Tausende fliehen vor drohenden Buschbränden in Australien

In Australien verlassen Tausende Touristen und Einwohner große Teile des Staates Victoria. Die australischen Behörden hatten wegen der Gefahr weiterer Buschbrände Anrainer und Urlauber zur sofortigen Evakuierung der Region aufgrund der extremen Wetterbedingungen aufgerufen.

Die Buschbrände treiben in Australien weiter ihr Unwesen.
Die Buschbrände treiben in Australien weiter ihr Unwesen. - Foto: © APA (AFP) / PETER PARKS

Für Montag seien Temperaturen von mehr als 40 Grad Celsius, starke Winde aus wechselnden Richtungen und Gewitter zu erwarten, teilte die Katastrophenschutzbehörde am Sonntag mit. Dadurch erhöhe sich die Brandgefahr in sieben der neun Bezirke des Bundesstaates extrem und bedrohe den Princes Highway, eine Hauptverkehrsader in der Region. „Heute wird eine Herausforderung für die Rettungsdienste und die Gemeinschaft sein“, sagte der Leiter der Behörde, Andrew Crisp, am Montag.

Rund 30.000 Bewohner und Urlauber waren daher aufgefordert, spätestens bis Montag früh das Gebiet östlich der Stadt Bairnsdale zu räumen, ein Gebiet halb so groß wie Belgien. Bairnsdale liegt rund 280 Kilometer östlich der Millionenmetropole Melbourne.

Situation seit Wochen dramatisch


Ein jährliches Musik-Festival, das in der betroffenen Gegend rund um den Ort Lorne an der Great Ocean Road über den Jahreswechsel stattfinden sollte, wurde Sonntag früh abgesagt. Rund 9.000 Besucher hielten sich bereits auf dem Gelände auf und mussten abreisen.

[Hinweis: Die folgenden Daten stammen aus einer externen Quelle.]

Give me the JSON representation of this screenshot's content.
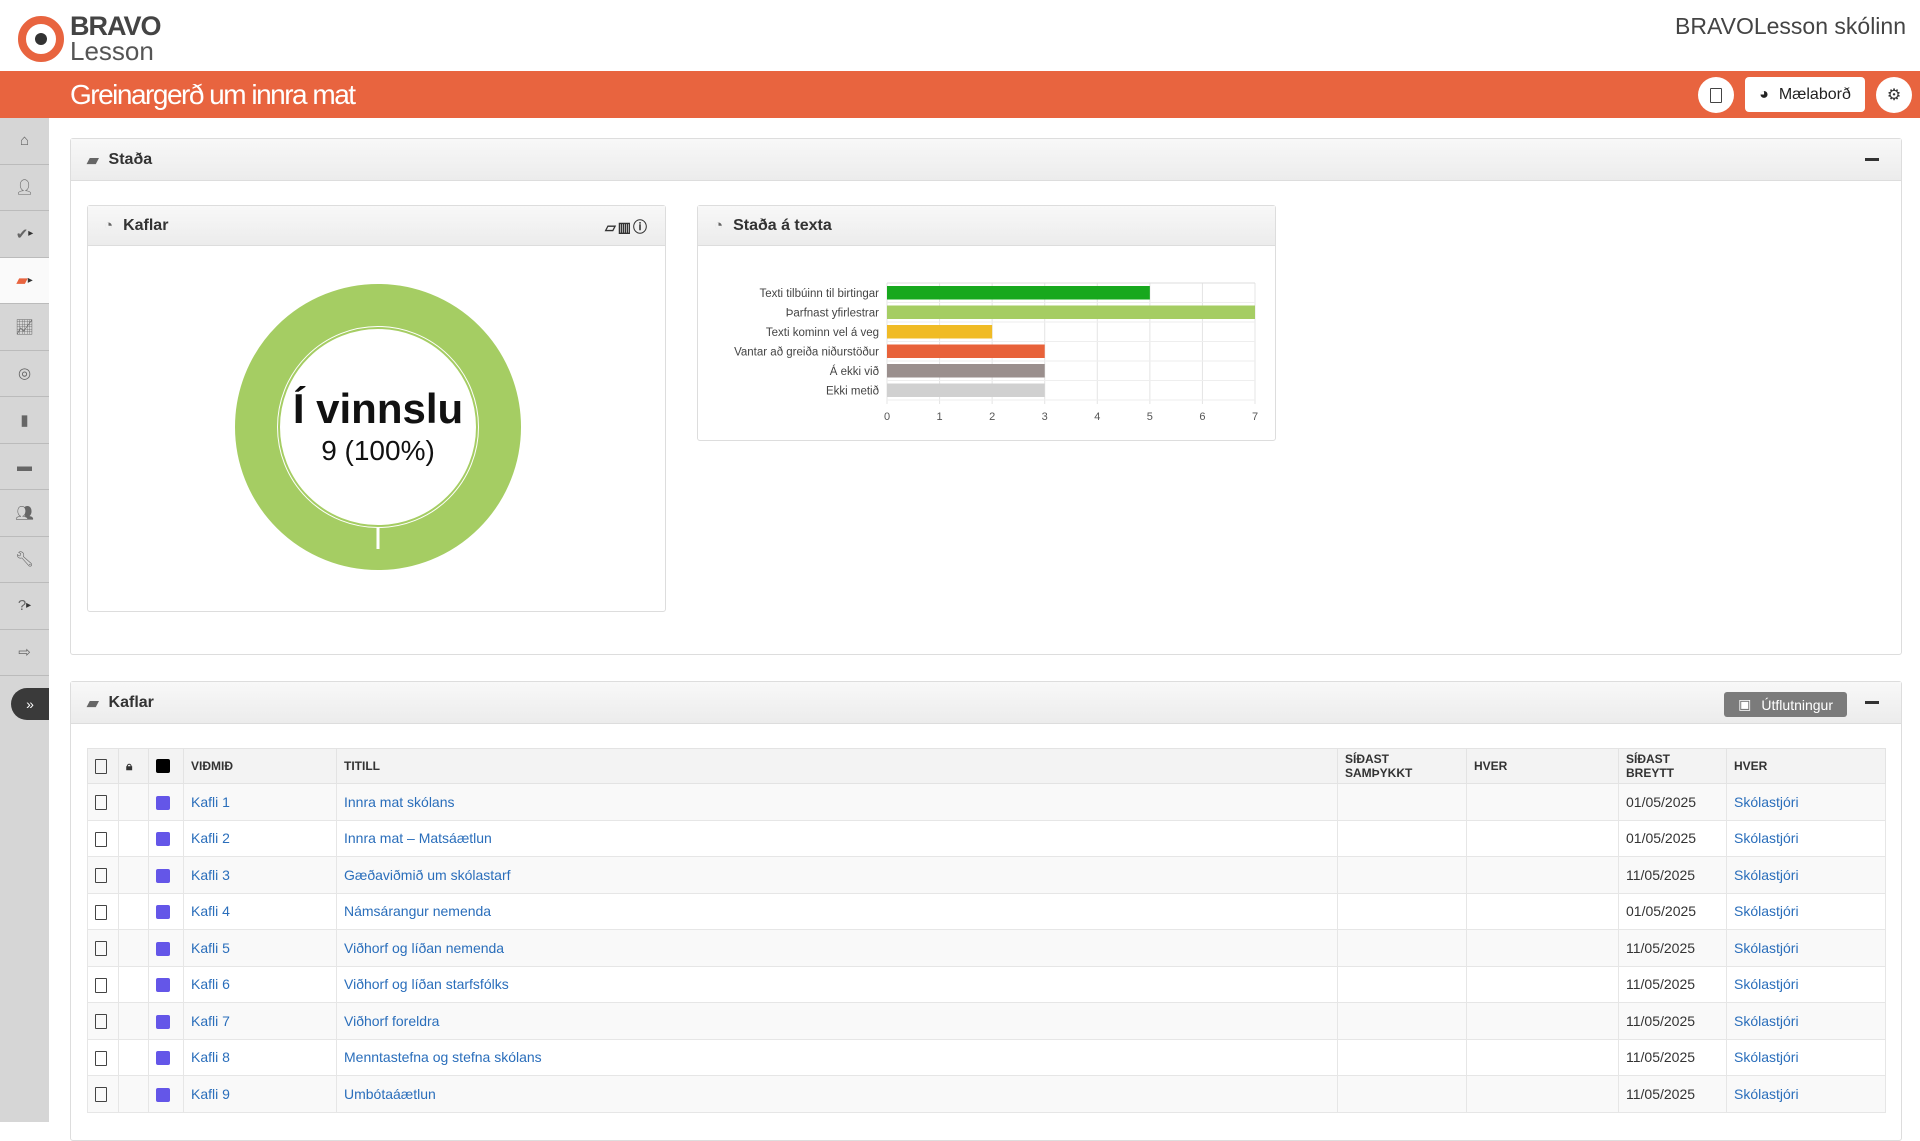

Im Bundesstaat South Wales entflammte wegen der eminenten Gefahr von Buschfeuern indes ein Streit um die Silvester-Feuerwerke. Politiker und Hunderttausende Einwohner Australiens drängten darauf, das Neujahrs-Feuerwerk in Sydney abzusagen. „Das Risiko ist zu hoch. Wir müssen die erschöpften Freiwilligen der Feuerwehr respektieren“, schrieb der stellvertretende Premierminister des Bundesstaates New South Wales, John Barilaro, via Twitter. Die Hauptstadt Canberra sowie viele kleinere Städte hätten ihre Feuerwerke wegen der Feuergefahr bereits abgesagt, argumentierte Barilaro. Dem solle auch Sydney als Hauptstadt von New South Wales folgen. Eine Online-Petition, die eine Absage des Feuerwerks in der Küstenmetropole fordert, hatte bis Montag früh mehr als 270.000 Unterschriften erhalten.

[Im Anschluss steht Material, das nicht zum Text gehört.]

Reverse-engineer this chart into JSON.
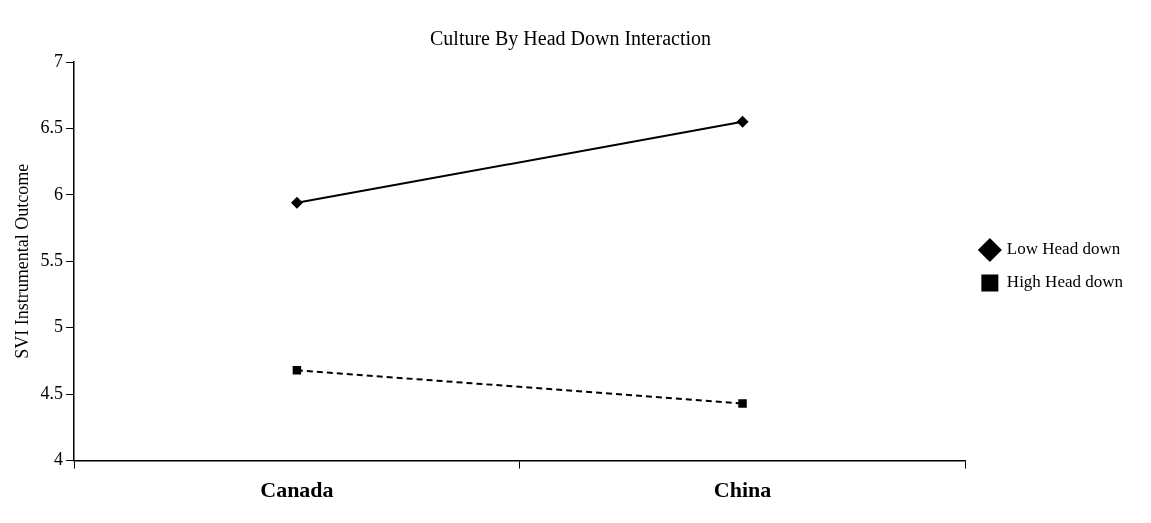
{
  "chart_data": {
    "type": "line",
    "title": "Culture By Head Down Interaction",
    "ylabel": "SVI Instrumental Outcome",
    "categories": [
      "Canada",
      "China"
    ],
    "series": [
      {
        "name": "Low Head down",
        "color": "#000000",
        "values": [
          5.94,
          6.55
        ],
        "marker": "diamond",
        "line_style": "solid"
      },
      {
        "name": "High Head down",
        "color": "#000000",
        "values": [
          4.68,
          4.43
        ],
        "marker": "square",
        "line_style": "dashed"
      }
    ],
    "ylim": [
      4,
      7
    ],
    "yticks": [
      4,
      4.5,
      5,
      5.5,
      6,
      6.5,
      7
    ],
    "grid": false,
    "legend": "right"
  }
}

Unter dem politischen Druck erklärte die Regierung, sie werde die freiwilligen Feuerwehrleute für Einkommensverluste entschädigen, da die diesjährige Buschfeuersaison arbeitsintensiver sei. Premierminister Scott Morrison sagte, dass Zahlungen von bis zu 6.000 AUD (4.186 Euro) für Berechtigte zur Verfügung stehen würden, die mehr als zehn Tage im Einsatz verbracht hätten. Die Buschfeuer wüten seit September in fünf Staaten Australiens. Bisher wurden mehr als vier Millionen Hektar Land zerstört. Acht Menschen kamen im Zusammenhang mit den Bränden ums Leben.